Computational structural analysis of mRNA-splicing machinery in human cells: a case study

   The spliceosome is one of the largest molecular machines known. It excises introns from eukaryotic pre-mRNAs. In human cells, it comprises five RNAs, over 100 “core” proteins, and more than 100 additional associated proteins. The details of the spliceosome mechanism of action are unclear because only a small fraction of spliceosomal proteins have been characterized structurally in high resolution.
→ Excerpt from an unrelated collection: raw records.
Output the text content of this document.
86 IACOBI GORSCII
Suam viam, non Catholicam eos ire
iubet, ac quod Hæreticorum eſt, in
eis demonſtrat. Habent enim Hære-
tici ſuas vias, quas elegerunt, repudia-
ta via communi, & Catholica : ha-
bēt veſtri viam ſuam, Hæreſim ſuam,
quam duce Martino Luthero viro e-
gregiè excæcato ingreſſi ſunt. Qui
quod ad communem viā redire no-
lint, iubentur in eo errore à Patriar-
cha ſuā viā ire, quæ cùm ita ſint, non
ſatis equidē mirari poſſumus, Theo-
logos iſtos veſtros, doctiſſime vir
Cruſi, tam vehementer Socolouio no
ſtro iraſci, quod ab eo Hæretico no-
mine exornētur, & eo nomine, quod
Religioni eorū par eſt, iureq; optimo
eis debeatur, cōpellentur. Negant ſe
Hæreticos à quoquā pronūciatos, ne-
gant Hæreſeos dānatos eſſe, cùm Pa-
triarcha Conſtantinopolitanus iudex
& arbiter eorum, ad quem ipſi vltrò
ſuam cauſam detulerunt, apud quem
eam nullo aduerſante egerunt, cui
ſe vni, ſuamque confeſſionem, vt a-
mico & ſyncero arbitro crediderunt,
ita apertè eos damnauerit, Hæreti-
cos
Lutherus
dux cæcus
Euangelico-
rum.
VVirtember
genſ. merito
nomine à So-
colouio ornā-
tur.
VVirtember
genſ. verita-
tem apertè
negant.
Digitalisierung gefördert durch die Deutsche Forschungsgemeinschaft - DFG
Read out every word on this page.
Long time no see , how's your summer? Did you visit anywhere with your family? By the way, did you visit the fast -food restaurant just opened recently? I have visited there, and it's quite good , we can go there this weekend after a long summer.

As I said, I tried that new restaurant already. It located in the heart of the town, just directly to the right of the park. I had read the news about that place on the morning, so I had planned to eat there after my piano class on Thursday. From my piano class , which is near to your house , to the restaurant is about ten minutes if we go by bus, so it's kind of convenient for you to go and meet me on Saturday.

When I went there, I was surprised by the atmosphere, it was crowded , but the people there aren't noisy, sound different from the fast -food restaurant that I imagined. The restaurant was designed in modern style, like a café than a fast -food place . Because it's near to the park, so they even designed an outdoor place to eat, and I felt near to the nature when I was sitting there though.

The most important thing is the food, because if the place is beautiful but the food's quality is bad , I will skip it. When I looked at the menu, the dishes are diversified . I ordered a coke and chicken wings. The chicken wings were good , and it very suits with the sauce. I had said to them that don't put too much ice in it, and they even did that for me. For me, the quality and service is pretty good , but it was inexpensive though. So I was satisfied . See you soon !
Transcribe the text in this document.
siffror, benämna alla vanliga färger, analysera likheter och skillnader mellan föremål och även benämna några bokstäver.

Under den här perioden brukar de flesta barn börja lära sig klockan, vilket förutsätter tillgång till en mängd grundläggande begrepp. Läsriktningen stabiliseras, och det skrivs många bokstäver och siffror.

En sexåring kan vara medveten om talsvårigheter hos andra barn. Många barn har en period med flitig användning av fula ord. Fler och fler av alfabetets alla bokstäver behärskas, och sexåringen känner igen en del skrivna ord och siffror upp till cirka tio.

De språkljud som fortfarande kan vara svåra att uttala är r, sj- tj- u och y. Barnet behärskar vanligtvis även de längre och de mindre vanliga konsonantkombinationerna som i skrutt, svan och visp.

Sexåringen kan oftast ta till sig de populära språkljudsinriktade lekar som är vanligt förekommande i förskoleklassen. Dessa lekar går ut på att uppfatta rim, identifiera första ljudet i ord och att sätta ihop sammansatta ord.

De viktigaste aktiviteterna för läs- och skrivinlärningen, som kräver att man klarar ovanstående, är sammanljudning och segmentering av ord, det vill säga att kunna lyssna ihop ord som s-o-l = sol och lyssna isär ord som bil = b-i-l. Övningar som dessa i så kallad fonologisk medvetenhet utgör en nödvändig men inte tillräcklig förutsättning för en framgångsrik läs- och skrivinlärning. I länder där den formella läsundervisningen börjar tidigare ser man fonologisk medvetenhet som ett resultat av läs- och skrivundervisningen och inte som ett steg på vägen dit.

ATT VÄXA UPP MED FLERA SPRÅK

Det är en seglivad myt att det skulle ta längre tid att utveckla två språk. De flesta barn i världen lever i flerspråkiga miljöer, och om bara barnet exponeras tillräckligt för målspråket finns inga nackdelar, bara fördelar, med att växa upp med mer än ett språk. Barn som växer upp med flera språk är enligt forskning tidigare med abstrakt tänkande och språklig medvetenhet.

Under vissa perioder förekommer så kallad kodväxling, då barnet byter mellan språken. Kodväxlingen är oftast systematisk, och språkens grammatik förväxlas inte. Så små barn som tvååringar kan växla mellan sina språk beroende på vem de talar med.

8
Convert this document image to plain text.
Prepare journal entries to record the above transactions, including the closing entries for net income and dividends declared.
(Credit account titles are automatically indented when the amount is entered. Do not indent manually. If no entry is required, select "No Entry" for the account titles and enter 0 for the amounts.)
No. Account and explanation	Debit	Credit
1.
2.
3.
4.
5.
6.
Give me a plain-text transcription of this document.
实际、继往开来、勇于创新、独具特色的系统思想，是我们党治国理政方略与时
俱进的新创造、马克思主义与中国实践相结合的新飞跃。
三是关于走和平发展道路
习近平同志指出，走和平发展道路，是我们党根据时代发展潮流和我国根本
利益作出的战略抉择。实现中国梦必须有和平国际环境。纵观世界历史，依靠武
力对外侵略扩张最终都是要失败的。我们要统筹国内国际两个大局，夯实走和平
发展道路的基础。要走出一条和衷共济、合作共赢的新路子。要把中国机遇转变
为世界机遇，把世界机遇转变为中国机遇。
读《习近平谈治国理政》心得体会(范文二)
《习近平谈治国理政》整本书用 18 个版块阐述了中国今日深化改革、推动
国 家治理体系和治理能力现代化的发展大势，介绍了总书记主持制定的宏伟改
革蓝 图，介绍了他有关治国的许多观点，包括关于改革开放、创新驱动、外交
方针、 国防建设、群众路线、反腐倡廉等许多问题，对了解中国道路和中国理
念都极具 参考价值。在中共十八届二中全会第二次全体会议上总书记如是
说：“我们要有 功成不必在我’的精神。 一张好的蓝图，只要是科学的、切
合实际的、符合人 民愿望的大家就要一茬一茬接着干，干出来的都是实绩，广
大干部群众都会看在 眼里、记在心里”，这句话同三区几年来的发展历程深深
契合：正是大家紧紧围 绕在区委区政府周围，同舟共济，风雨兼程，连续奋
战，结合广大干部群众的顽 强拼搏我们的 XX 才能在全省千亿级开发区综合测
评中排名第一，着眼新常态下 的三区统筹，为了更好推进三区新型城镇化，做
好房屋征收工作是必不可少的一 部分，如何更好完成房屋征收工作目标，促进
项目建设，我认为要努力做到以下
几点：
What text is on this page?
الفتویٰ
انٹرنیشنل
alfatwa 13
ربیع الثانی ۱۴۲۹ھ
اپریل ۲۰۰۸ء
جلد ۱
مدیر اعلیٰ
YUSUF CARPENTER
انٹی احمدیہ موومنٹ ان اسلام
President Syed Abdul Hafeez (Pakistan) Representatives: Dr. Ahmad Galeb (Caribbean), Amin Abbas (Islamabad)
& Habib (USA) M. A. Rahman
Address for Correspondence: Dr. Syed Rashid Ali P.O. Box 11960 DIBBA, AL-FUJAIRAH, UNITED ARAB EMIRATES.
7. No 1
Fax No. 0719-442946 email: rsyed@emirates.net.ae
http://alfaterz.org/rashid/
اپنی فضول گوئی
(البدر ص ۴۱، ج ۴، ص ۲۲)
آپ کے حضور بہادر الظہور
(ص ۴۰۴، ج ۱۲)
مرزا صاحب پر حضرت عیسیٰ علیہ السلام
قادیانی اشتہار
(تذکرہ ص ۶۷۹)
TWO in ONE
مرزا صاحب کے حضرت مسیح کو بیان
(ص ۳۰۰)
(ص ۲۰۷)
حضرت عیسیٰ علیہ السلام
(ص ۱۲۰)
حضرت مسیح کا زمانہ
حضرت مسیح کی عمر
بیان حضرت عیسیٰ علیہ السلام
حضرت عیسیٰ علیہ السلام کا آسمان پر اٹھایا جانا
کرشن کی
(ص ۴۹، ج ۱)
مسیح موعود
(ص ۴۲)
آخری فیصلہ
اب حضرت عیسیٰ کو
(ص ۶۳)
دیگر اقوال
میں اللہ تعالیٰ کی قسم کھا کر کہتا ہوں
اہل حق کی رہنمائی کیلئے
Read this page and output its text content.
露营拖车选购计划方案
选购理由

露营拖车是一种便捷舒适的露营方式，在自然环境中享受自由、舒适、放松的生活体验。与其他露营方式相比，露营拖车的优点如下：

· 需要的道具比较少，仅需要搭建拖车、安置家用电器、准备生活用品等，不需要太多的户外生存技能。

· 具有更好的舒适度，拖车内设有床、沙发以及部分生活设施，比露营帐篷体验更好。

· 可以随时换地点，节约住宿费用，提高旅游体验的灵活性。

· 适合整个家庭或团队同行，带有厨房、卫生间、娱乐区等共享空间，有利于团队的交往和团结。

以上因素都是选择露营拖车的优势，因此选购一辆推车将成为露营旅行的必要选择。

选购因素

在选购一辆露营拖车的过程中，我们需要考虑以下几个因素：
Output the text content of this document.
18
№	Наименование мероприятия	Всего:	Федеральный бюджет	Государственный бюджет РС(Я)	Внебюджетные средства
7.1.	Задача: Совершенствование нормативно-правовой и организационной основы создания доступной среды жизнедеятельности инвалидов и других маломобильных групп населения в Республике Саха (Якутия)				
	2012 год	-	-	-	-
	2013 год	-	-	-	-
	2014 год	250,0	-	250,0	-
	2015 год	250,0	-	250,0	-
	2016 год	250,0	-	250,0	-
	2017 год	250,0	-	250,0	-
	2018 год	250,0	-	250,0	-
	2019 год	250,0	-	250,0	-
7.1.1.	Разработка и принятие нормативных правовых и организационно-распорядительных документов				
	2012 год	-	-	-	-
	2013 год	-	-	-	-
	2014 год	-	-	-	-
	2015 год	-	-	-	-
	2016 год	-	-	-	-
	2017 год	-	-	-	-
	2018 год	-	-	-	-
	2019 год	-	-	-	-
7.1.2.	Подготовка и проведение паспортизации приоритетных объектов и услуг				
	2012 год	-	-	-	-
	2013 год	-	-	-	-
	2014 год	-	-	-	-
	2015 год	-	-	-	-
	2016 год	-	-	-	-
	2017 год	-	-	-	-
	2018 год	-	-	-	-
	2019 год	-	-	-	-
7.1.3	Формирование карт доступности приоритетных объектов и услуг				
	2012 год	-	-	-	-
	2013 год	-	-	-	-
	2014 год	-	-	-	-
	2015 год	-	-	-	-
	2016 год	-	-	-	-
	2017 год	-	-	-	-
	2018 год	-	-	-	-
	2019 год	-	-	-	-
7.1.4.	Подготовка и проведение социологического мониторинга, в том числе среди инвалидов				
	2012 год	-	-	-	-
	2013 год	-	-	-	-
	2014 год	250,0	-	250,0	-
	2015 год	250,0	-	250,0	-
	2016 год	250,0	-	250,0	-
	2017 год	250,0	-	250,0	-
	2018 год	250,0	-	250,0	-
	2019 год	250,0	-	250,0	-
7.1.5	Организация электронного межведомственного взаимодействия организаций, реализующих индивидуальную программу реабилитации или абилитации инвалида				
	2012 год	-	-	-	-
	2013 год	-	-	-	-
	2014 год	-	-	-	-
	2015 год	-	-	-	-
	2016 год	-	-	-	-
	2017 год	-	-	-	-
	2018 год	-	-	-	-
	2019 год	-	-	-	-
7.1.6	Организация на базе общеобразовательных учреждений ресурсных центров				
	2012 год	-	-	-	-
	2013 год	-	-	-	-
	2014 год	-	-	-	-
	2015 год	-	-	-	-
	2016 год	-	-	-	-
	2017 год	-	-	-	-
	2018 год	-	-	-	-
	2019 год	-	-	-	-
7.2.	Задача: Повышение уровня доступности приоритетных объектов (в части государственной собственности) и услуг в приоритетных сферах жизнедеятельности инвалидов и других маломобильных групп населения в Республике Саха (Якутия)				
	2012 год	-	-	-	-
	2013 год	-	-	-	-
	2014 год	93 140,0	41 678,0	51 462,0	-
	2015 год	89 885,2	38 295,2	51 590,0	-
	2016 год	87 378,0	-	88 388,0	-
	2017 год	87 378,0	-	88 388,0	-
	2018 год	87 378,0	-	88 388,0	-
   Researchers from the Bujnicki laboratory have performed a comprehensive analysis of the human spliceosomal proteome. They discovered that almost half of the combined sequence of proteins that are abundant in the spliceosome are predicted to be intrinsically disordered, at least when the individual proteins are considered in isolation. They also correlated the type and abundance of disordered proteins with different protein functions. For regions without an experimental structure in the ordered part of the spliceosomal proteome, they predicted and modeled three-dimensional structures. They also developed a database of structural models for the entire spliceosomal proteome, called SpliProt3D.
The results of this work enable multiscale modeling of the structure and dynamics of the entire spliceosome and its subcomplexes and will guide further research toward understanding the molecular mechanism of mRNA splicing. The results of this research have been published (Korneta et al., Nucleic Acids Res, 2012, 40:7046-7065; Korneta and Bujnicki, PLoS Comput Biol, 2012, 8:e1002641).